The film landed well. The Instagram post drew close to 194,000 likes. That’s strong engagement for military anniversary content, and it suggests the film reached an audience well beyond the corps’ own following.
A commemorative film like this has to work for two very different audiences. It has to speak to people who have lived this institution, who already know what these words mean from the inside, from the training and the deployments. And it also has to land for everyone else – people who encounter the Royal Marines mainly through moments like this. Shepherd and Clarke had to find images and pacing that would hold up for both.
The Royal Marines are the UK’s premier specialised amphibious force. Their operations span sea and land – and that breadth is baked into the corps’ identity at the most fundamental level. It’s right there in the motto.

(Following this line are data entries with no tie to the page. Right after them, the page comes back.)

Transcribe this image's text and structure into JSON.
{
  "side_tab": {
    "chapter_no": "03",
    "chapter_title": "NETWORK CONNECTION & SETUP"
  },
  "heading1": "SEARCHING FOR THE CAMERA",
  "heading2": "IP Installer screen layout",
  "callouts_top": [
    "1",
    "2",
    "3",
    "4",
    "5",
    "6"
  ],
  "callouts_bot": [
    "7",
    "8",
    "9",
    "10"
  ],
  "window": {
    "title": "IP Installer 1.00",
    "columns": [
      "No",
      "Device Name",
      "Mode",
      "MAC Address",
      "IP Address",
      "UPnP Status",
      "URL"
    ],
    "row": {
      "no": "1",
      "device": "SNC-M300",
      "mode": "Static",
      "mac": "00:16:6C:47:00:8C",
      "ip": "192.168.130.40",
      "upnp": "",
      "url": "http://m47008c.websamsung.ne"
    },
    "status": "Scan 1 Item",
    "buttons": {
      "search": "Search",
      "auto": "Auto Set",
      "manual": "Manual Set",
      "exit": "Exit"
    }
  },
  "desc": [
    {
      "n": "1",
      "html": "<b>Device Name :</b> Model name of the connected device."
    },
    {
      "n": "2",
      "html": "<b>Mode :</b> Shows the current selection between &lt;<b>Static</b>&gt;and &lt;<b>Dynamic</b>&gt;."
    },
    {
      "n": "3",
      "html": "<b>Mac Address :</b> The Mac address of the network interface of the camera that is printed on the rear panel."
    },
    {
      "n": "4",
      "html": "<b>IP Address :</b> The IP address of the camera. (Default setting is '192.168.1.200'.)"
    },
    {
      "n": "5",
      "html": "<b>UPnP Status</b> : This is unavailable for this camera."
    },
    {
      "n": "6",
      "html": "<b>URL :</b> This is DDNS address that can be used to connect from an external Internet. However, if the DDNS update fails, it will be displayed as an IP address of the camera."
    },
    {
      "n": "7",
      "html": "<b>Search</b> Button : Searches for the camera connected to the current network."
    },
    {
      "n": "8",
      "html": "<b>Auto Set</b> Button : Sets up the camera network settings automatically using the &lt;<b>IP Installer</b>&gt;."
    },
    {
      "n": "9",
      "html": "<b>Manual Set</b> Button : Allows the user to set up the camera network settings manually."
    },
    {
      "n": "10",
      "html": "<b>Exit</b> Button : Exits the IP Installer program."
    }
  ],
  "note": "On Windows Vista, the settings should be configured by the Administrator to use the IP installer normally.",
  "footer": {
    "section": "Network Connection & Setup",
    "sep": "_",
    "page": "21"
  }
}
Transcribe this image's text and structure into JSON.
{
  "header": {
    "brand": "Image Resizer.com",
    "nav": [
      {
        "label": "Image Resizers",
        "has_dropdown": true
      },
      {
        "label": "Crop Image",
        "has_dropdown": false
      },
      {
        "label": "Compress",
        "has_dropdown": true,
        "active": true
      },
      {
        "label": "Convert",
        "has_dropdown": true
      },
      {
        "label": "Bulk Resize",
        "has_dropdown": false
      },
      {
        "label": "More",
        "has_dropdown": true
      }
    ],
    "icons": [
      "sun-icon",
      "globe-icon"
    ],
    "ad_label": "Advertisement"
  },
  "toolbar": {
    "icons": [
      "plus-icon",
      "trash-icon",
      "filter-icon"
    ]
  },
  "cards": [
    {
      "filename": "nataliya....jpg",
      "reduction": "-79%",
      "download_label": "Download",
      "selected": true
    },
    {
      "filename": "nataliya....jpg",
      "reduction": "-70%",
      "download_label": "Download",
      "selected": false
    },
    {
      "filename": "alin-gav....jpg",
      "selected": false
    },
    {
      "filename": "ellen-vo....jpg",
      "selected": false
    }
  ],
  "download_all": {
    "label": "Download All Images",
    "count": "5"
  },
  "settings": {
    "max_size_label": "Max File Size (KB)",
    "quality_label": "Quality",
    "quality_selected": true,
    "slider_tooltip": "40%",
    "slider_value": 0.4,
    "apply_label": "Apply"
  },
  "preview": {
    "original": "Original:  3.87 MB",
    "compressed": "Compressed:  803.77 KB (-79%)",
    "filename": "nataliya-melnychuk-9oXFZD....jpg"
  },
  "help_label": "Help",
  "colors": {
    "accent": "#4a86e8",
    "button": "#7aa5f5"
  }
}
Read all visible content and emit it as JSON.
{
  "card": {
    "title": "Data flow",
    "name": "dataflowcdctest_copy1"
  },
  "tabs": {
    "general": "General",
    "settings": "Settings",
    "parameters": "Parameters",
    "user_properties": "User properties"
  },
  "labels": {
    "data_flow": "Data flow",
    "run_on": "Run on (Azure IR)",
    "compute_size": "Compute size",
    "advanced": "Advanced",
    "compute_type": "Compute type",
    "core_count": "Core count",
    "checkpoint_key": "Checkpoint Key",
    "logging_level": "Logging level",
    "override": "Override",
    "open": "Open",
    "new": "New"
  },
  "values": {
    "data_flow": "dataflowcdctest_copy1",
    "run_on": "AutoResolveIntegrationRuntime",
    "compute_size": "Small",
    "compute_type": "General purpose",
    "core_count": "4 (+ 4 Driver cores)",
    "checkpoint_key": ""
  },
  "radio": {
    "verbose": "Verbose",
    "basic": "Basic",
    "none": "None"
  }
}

Per Mare, Per Terram. By Sea, By Land. The corps has carried those words since the 17th century. They still hold. The language is direct – not a quality or a value in the abstract, but two places. The places they go.
The #RM360 hashtag launched alongside the film today. Three hundred and sixty years of history. A lot to carry in three characters.
For Shepherd and Clarke, this was a project with a built-in story. The Royal Marines have been adapting and overcoming for three and a half centuries. The job was to put that on screen.